À cette époque, les royaumes et chefferies du Sud et du Nord, dont les économies étaient complémentaires, échangeaient déjà nombre de marchandises : cola et autres produits de la forêt contre céréales, cuirs et peaux, ou sel du Sahel. D’où le surnom de « pays de la cola » donné à la Côte d’Ivoire. Ce commerce était alors assuré par des marchands d’origine mandingue, les Dioulas (un nom qui désigne abusivement une ethnie). Au fil des ans, il s’est étendu à bien d’autres marchandises, liant fortement les deux économies. Au début des années 2000, plus de 60 % des exportations de coton transitaient ainsi par le port d’Abidjan.
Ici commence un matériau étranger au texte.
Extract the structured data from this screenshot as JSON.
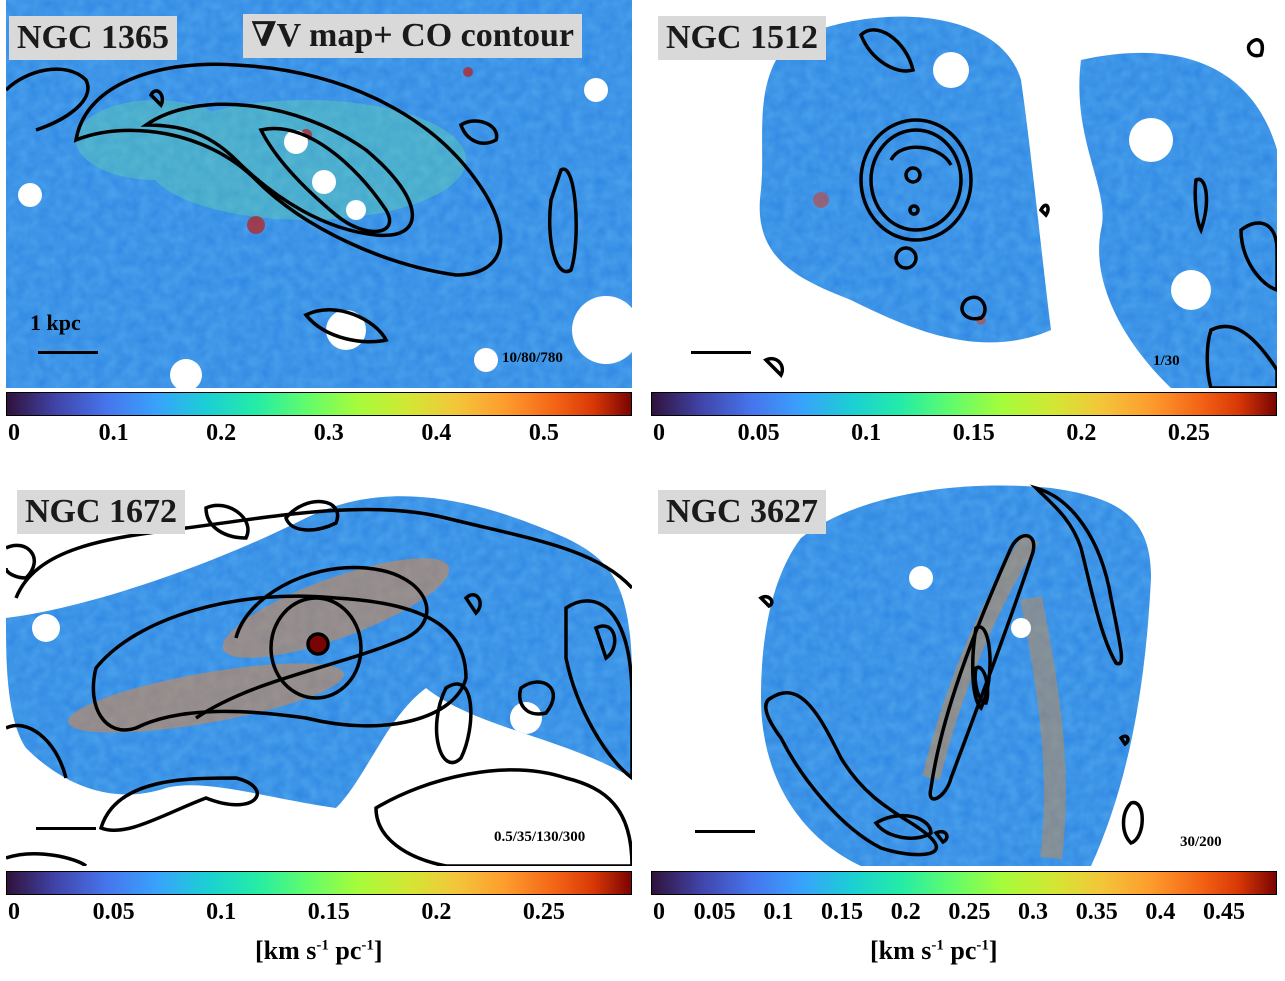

La partition de la Côte d’Ivoire, en septembre 2002, a obligé les Burkinabè à trouver d’autres voies d’évacuation avant que le commerce reprenne via des corridors sécurisés. Pourtant, malgré la crise politico-militaire qui l’a secoué au cours de la dernière décennie, le pays est resté le premier fournisseur ouest-africain du Burkina Faso, et le commerce bilatéral a connu une croissance importante.

Les exportations burkinabè à destination de la Côte d’Ivoire sont aujourd’hui dominées par le tabac, les animaux vivants, la fibre de coton et les boissons. De 7,6 milliards de F CFA (11,7 millions d’euros) en 2005, elles sont passées à 9,3 milliards en 2010. Les importations ont également connu une forte hausse, passant de 103 milliards de F CFA en 2005 à 162 milliards en 2010. Les produits pétroliers (80 milliards) arrivent largement en tête devant les tabacs (18 milliards), les savons et produits de ménage (7 milliards), puis les engrais (5,5 milliards).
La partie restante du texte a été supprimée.